正義53 小説「新・人間革命」27巻

山本伸一は、文化合唱祭のあと、出席した僧侶と懇談会をもった。
彼は、“学会は、どこまでも広宣流布のために、死身弘法の誠を尽くしながら、宗門を守り抜く決意であり、さらに連携を取り合い、前進していきたい”との思いを語った。
そのあとも、出演者や運営に携わったメンバーの代表と懇談し、労をねぎらった。
翌四月二十四日、伸一は、わずかな時間を見つけては、妻の峯子と共に三重研修道場周辺の理容店や日用品店に足を運び、日ごろの学会への尽力に対して、御礼を述べた。

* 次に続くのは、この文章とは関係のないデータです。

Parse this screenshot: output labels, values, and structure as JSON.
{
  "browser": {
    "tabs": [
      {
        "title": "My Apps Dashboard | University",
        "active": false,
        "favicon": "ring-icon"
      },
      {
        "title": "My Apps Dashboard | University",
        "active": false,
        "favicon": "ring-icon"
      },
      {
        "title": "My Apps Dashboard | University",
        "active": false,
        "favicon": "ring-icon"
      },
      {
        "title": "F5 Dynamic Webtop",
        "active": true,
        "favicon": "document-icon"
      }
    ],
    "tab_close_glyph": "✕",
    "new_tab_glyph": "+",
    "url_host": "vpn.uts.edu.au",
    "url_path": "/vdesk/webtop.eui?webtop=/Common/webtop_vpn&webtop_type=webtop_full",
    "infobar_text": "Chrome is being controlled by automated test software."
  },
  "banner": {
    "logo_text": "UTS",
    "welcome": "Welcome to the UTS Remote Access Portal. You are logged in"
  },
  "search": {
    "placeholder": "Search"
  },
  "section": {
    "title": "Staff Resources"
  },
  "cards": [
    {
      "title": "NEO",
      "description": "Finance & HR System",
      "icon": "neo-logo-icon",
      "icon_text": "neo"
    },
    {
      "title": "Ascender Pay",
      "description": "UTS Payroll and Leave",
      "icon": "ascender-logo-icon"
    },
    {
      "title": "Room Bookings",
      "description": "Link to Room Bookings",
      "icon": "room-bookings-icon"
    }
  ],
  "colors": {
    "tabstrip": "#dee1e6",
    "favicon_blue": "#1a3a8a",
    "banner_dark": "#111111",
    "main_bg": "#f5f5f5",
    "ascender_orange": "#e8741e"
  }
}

地域への貢献といっても、近隣の方々と交流し、大切にしていくことから始まる。
それから伸一たちは、研修道場を擁する三重県・白山町の、三沢カツ子の家に向かった。
彼女は、この地域の婦人部本部長をしており、研修道場で大きな行事がある時には、三沢の家が婦人部のさまざまな準備の会場として使われてきた。
今回の文化合唱祭でも、準備のための拠点となってきたことを、伸一は聞いていたのだ。
そこで、〝ご家族の方々にも、御礼に伺わなければ申し訳ない〟と考えていたのである。
また、三沢の母親・波多光子は、この地域の学会の草創期を切り開いた一人であった。
伸一が、地元の会員に、「あなたは、どなたから仏法の話を聞いたんですか」「誰の激励で立ち上がったんですか」と尋ねると、たいてい波多光子の名が出るのだ。
伸一は、波多にも会って、ぜひ、広布開拓の苦闘を聞き、その功績を賞讃したかったのである。
一人ひとりと会って対話し、心を結び合っていく。そして、友情のスクラムを組み、広宣流布へ、崩れざる幸せの城へと、共に歩みを運んでいく――それが創価学会である。
組織という機構、制度に、温かな人間の血を送り、信心の鼓動を伝えるのは、人と人との信頼の絆である。
ゆえに、個人と個人の語らいなくして、創価の人間組織はない。
伸一と峯子が、三沢の家に着いたのは、午後一時前であった。